Son père, Allemand, ne les a pas aidées, sa mère et elle à survivre à la monstruosité des nazis. J’étais choquée en écoutant toute l’histoire de sa vie commencée, à six mois,  dans le camp de concentration de Gurs, dans le sud de la France, un lieu où furent enfermés presque exclusivement des juifs étrangers et qui servait pour beaucoup de déportés de lieu de passage vers Drancy, en transit, vers les camps d’extermination nazis, et celle de son adolescence d’enfant sans parents, après qu’elle fut sortie de Gurs, à un an, grâce à une septicémie à l’aide d’organisations chrétiennes et de résistants. Mais pourquoi les Français ont-ils fait de tels camps ? Pourquoi ont-ils accepté d’envoyer tant de personnes à Auschwitz ?

Comment grandit un enfant seul dans de telles conditions ? Soudain, je me mis à pleurer. C’était tellement horrifiant tout ce qu’elle me racontait.
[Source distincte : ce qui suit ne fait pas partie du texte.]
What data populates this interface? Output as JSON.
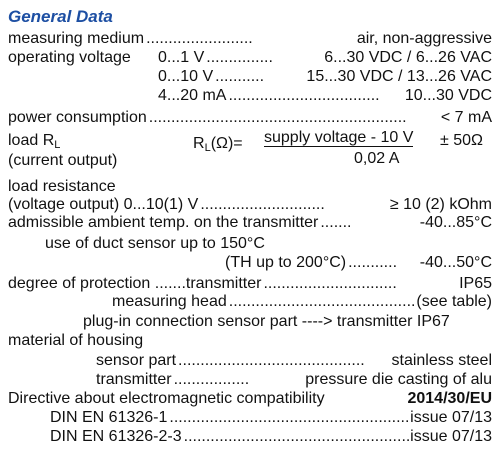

Elle me serra la main me disant « tout cela est passé maintenant ». J’ai pensé que ma propre vie avait été moins difficile. J’ai vécu entourée de parents et de beaucoup d’amour. Elle, elle était seule, orpheline parmi des étrangers. Elle me dit par contre que depuis qu’elle avait rencontré Henri Atlan sa vie avait changé. Le soir, nous avons diné tous les trois dans un beau restaurant de Paris où tout le monde la connaissait.

Nous sommes devenues des tendres amies et elle est revenue avec Henri Atlan de nombreuses fois en Grèce parce que j’ai traduit d’autres livres de lui. Et chaque fois, elle m’apportait des cadeaux utiles pour la maison. J’avais toujours l’impression que nous appartenions à une même grande famille, et je les attendais toujours avec une grande joie.

Sa mort soudaine m’a bouleversée. Cette personne remarquable est partie sans avoir consigné tout ce qu’elle a vécu. Voulait-elle oublier ? Lorsque je lui avais posé la question sur son père, si elle avait retrouvé ses traces, elle m’avait répondu qu’elle n’avait jamais souhaité le voir. Qui écrira son histoire si extraordinaire ?

J’ai l’impression qu’elle n’est pas partie, et qu’elle va venir en Grèce, avec un cadeau dans les mains.

Adieu ma belle Béla.

Tu demeures toujours présente dans mon souvenir avec ton tendre sourire.